Coolidge did just that and soon became a part of the Arkansas Road Team and the American Road Team, groups composed of American Trucking Associations members who are committed to promoting highway safety through various events.

This, along with more than a million miles of safe driving, opened up a spot for her to join the Walmart team.  

The position has been everything she hoped for.

“My overall experience with Walmart has been phenomenal,” she said. “I feel that I have a great level of respect from my company and from the public when they find out I drive for Walmart.”

She said the company is extremely accommodating in getting its drivers home every week.

Over the past year, Walmart has been even more adaptable, as her father’s dementia accelerated, keeping her home for long periods at a time.

“Anytime I have ever needed to stay and take care of my dad, they were there to support me,” Coolidge said. “He passed away in June and I just can’t tell you how appreciative I am that Walmart was by my side through the whole thing. It was a blessing.”

Coolidge’s ability to handle the pressures of her father’s illness and the tolls of COVID, while keeping a smile on her face, is why Walmart recognized her for her dedication.

“The past 18 months have been uniquely challenging to folks in the field,” said Matt Joyner, senior communications manager at Walmart. “Somebody who is bringing joy and enthusiasm into the workplace, somebody that is able to lift the dark cloud that a lot of folks experienced during that time deserves to be recognized. This was our effort to have an equally unique response to a uniquely challenging time.”

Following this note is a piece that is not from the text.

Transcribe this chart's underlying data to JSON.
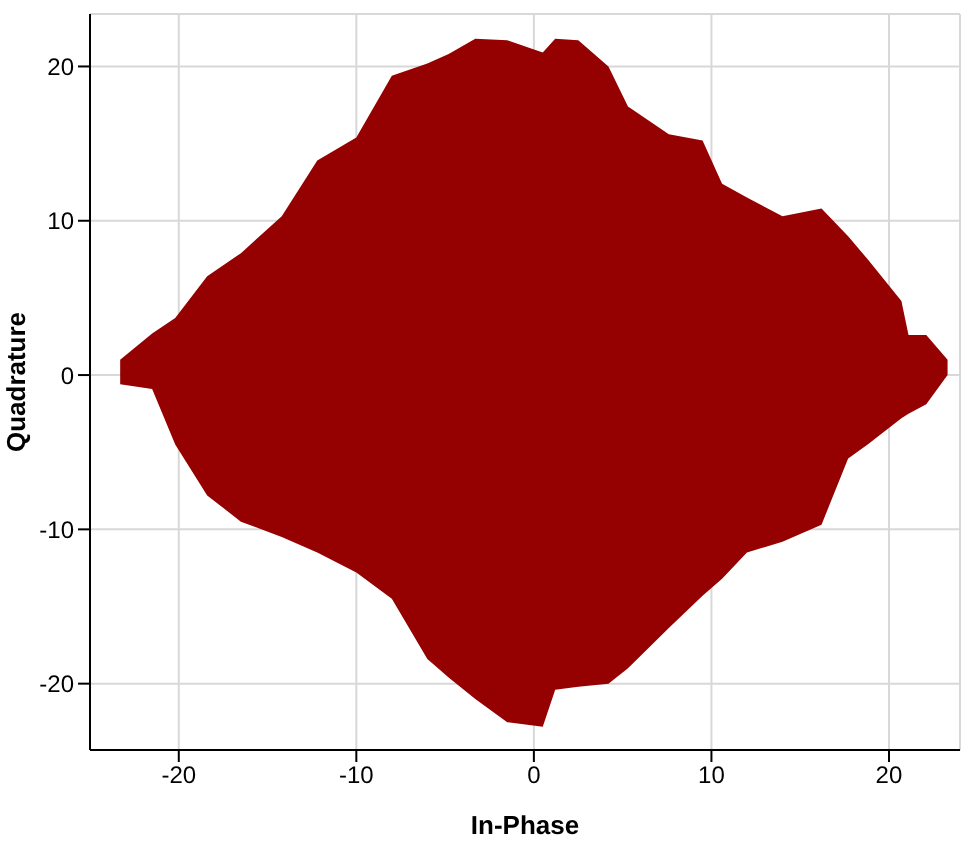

Coolidge believes the sacrifices she made through the pandemic prove how essential truck drivers are.

“There was a long period of time where I never really had a day off, and that was the sacrifice I made to give back to the community in the best way that I could,” she said. “I think truck drivers have to step back and realize that what we are doing with our careers is for the good of our communities. We have to give ourselves a pat on the back and know that we are the ones that make America move.”

Wreaths Across America honors Bennett Family of Companies with volunteer award

Last weekend at Wreaths Across America’s Stem and Stone event, the nonprofit organization recognized the Georgia-based Bennett Family of Companies with its annual James Prout Spirit of Giving Award. 

Wreaths Across America, which helps coordinate wreath-laying ceremonies at thousands of veteran cemeteries, recognizes drivers or organizations for their outstanding volunteer efforts with the award. It memorializes the trucking company owner who was the first person to haul wreaths to Arlington National Cemetery during the first few years of the group’s efforts.

The Bennett Family of Companies, consisting of heavy-haul, flatbed, van, rigging and other services, has been a strong supporter of Wreaths Across America since 2018, holding fund-raising events at Atlanta Motor Speedway, motor clubs and law enforcement events. It has hauled more than 20,000 wreaths to support the group’s endeavors. 

Left to right: Lee Gentry, Bennett Family of Companies; Don Queeney, WAA Director of Trucking; Donna Padgett, Bennett Family of Companies; and Rob Worcester, WAA Transportation and Logistics. (Photo: Wreaths Across America)

Debbie Sparks, a board member of Wreaths Across America, was not surprised to see the Bennett Family of Companies receive the award.

“[Their] mission statement is that service will be their highest priority. They bring this philosophy to everything they do, including their involvement in Wreaths Across America,” she said. “After hauling wreaths their first year, they asked how they could become involved with their local cemetery, Andersonville National. Within 12 months they had become the location’s largest fund-raising group. The award was well earned.”

Schneider driver’s daughter advances to Olympic diving semifinals

Krysta Palmer, a daughter of Schneider National (NYSE:SNDR) professional driver Mitch Palmer, is advancing to the Olympic semifinals after her 15th-place showing in the preliminaries of the women’s 3-meter springboard diving.

Krysta Palmer, of Gardnerville, Nevada, will join the top 18 in Saturday’s event at the Tokyo Aquatics Centre, with the medal round set for Sunday.